Дурнев не отвечая, подошел вплотную к Коленьке, и дыша перегаром ему в лицо, вынул наган и, не отрывая взгляда от глаз Коленьки, выстрелил ему в грудь. Он, не мигая, продолжал смотреть в глаза Коле, и в тот момент, когда Коленька почувствовал, как Дурнев ткнул его наганом в грудь, и в глазах Коли колыхнулся страх, и как он загнал этот страх внутрь, Коля тоже сузил глаза и стал зло и вызывающе смотреть на Дурнева. Дурнев с интересом наблюдал за Колей, и когда пуля, разрывая пальто, кожу и мышцы, и когда в глазах Коли появилось удивление и обида маленького ребенка, что его так подло обманули, и жизнь, которая только началась, уже рвется на части. Смотрел, когда он падал, уже в изнеможении от боли, закрыв глаза.
Молоденький красноармеец, с разбитой скулой, отводил глаза и плакал, кусая губы.
Второй, с жадным любопытством смотрел на Колю, Веру и кровь. Кровь брызгами разлетелась на снег, на Верину беличью шапочку, на лицо и на розовую мочку.
Вера от дикого испуга, что все это происходит с ней, сейчас, весь этот ужас, кричала на одной высокой ноте. Не то, не то должно быть! «А, поедемте сегодня к Подебинским», – проносилось у нее в голове, как испорченная граммофонная пластинка. Почему вместо того, чтобы дать свое согласие на предложение Коленьки, она видит, как он умирает?
Коля упал на снег, а Вера стояла, не выпуская его руки из своей. И не понимала, как ей теперь жить дальше, она кричала уже сорванным до хрипоты голосом.
– Заткнись, сука, – спокойно сказал ей Дурнев и не сильно ударил Веру в лицо. И пошел дальше по своим делам, словно и не останавливался, и не убивал Колю, и не ударил только что Веру.
Вера выпустила руку Коленьки, и ударила проходящего мимо Дурнева. Просто хлопнула его по лицу, не в силах сдерживать свою боль и ужас.

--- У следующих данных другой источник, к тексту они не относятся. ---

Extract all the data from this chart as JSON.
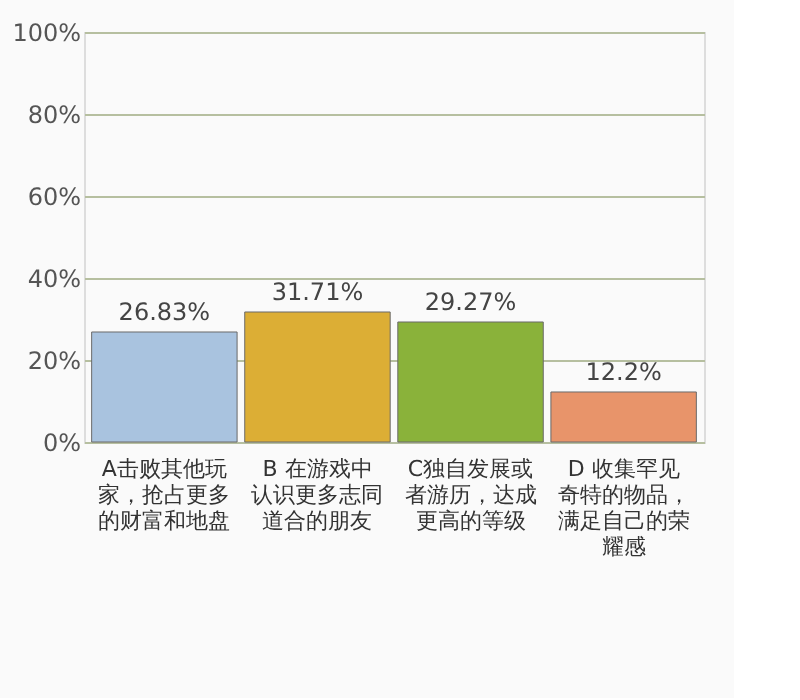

Дурнев развернулся и ударил Веру в живот. Она упала на спину, неуклюже вывернув одну ногу. Юбки задрались, и она ни как не могла встать. Барахталась в снегу и выла от бессилия. Дурнев посмотрел на нее, хмыкнул, подошел и поднял как куклу, за воротник пальто.
– Вали отсюда! – грубо приказал.
Верочка посмотрела в глаза Дурнева и вновь увидела умирающего Коленьку, взвыла и вцепилась ногтями ему в лицо. Она рвала его плоское и скуластое лицо, лицо которое теперь ненавидела больше всего на свете. Визжала и рвала до крови.
Товарищи Дурнева пытались оттащить Веру, но она вертелась, извивалась и вырывалась и вновь рвала Дурнева, до тех пор, пока он не вывернулся и не ударил ее, не жалея в под дых. Она задохнулась, хватая ртом воздух, и упала вновь на снег. Дурнев навалился на нее и стал рвать одежду, беззвучно крича:
– Убью сука! Убью.
Больше Вера ничего не помнила. Иногда, потом возникало лицо Дурнева, искаженное в сладострастной ненависти, потом второго красноармейца. От него пахло чесноком и чем-то мерзко кислым. А молоденький, со сбитой скулой, выл у забора и блевал от ужаса.
Год после этого Вера жила, раздираемая двумя желаниями – выскоблить из себя эту грязь, а потом покончить с собой. Она продумывала разные способы смерти. Долго и придирчиво рассматривала ножи на кухне, где ее ловила мать. Отбирала ножи, и прятала их. Пропускала сквозь пальцы шелковые шнуры, выбирая скользкость и нежность удавки. Потом, вдруг очнувшись, валялась под иконами и вымаливала прощения за страшные и греховные мысли. Истово молилась за Коленьку. Потом мечтала встретить Дурнева и убить, и смотреть неотрывно в глаза, пока он корчиться в страшных предсмертных муках. И снова истово молилась.
Она не заметила, как умерла ее мать. От тифа. Просто увидела ее утром уже холодную. И легла рядом. Чтобы тоже умереть. Ее нашла соседка через два дня. И отвела к себе, рожать.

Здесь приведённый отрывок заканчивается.